На эту последнюю было устремлено все внимание мальчика. Он не мог отвести от нее широко раскрытых глаз. Ни одно зрелище после ярмарочной императрицы не внушало ему подобного благоговейного ужаса.
- Нравлюсь я вам, мой маленький паж? - спросила миледи.
- Если нет, то на него очень трудно угодить! - воскликнула госпожа Тэшер.
- Молчите, Мария, вы глупы, - сказала леди Каслвуд.
- Я, сударыня, уж кого люблю, так люблю, и хоть умру, а буду стоять на своем.

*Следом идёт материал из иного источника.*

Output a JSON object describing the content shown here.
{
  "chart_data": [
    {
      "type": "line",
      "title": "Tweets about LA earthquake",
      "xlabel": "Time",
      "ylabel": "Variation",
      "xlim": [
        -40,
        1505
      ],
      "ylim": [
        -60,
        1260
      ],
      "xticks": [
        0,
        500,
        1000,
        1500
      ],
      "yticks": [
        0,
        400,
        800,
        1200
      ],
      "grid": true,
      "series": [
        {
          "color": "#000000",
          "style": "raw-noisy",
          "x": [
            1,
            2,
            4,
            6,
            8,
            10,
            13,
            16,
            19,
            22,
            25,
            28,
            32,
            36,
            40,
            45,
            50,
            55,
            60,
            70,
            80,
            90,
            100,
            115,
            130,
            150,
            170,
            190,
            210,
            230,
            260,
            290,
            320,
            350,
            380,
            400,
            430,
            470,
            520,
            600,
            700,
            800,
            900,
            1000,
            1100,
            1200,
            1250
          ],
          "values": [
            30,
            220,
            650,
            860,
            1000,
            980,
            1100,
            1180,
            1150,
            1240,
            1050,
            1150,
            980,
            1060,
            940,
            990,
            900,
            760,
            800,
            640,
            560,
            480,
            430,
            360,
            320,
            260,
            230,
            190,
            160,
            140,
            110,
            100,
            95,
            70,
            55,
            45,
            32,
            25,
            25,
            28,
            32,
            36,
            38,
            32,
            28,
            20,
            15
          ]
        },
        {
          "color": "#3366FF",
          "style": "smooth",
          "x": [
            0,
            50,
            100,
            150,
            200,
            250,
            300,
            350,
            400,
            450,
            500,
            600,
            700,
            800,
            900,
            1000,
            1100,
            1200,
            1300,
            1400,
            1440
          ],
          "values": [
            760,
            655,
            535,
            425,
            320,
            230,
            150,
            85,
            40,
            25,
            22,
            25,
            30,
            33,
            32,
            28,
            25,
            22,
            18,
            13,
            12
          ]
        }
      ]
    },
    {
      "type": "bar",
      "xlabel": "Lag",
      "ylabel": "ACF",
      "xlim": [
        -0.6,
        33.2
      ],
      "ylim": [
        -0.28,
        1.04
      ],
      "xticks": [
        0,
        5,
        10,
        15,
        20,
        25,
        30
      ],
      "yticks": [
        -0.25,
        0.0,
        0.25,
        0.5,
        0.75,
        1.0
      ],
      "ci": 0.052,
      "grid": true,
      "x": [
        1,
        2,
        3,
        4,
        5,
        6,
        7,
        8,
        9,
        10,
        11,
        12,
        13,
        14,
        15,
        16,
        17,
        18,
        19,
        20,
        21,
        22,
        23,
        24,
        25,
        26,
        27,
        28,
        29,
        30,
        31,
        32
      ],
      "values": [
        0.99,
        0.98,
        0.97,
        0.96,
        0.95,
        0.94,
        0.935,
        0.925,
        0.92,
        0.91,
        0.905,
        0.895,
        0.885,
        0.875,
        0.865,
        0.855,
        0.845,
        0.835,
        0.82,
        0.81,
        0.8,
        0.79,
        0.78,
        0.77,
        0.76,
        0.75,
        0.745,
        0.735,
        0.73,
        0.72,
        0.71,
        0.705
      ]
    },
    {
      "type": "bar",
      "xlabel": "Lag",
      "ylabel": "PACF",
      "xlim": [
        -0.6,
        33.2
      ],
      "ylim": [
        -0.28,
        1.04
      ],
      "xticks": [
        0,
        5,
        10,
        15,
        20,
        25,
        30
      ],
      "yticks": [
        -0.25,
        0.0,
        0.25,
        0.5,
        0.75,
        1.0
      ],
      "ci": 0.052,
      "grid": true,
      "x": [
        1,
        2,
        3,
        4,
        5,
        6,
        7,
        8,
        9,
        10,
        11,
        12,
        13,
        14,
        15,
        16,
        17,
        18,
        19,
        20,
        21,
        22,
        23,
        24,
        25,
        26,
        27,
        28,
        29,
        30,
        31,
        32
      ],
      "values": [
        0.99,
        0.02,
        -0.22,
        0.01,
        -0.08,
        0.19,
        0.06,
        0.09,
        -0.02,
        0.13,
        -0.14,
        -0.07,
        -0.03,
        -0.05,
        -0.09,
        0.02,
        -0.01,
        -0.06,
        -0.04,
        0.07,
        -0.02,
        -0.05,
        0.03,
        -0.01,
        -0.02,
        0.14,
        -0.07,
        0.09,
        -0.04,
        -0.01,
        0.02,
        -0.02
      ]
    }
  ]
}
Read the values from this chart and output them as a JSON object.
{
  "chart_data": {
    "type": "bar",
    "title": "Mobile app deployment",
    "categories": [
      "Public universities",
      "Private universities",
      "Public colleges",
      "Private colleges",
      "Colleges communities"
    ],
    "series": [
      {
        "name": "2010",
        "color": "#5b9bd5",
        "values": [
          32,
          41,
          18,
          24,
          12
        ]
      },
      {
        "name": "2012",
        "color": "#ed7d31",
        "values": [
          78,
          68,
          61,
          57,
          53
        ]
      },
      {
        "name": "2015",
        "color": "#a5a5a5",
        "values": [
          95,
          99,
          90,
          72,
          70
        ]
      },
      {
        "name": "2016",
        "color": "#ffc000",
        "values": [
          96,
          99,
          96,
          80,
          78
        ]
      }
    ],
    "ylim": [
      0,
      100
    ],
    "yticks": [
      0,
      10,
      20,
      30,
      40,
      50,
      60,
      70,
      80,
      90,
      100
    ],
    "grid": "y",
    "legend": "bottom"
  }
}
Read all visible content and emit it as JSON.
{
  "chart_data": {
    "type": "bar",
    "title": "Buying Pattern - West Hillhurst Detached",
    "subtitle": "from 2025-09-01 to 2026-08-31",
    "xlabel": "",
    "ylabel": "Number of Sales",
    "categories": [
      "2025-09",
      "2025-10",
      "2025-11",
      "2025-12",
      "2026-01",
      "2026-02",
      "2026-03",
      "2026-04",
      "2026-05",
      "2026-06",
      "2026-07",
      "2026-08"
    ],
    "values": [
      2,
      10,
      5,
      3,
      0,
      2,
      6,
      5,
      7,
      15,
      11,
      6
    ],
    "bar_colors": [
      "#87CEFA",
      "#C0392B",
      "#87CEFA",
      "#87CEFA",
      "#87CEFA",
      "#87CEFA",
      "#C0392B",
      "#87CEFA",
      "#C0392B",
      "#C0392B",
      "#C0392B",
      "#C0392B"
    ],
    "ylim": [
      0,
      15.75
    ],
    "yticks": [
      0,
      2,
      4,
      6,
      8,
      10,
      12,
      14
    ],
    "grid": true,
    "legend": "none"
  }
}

- Je meurs ou je m'attache {Я умру с тем, к кому привязался (франц.).}, - сказал мистер Холт с вежливой усмешкой. - Так говорит плющ на картинке, обвившийся вокруг дуба, - ласковый паразит.
- Это кто же кого поразит, сэр? - вскричала миссис Тэшер.
- Тсс, Тэшер, вечно вы бранитесь с патером Холтом! - воскликнула миледи. - Подойди и поцелуй мне руку, дитя мое. - И дуб протянул свою ветку маленькому Гарри Эсмонду, который взял и послушно поцеловал костлявую старческую руку, на узловатых пальцах которой сверкала сотня колец.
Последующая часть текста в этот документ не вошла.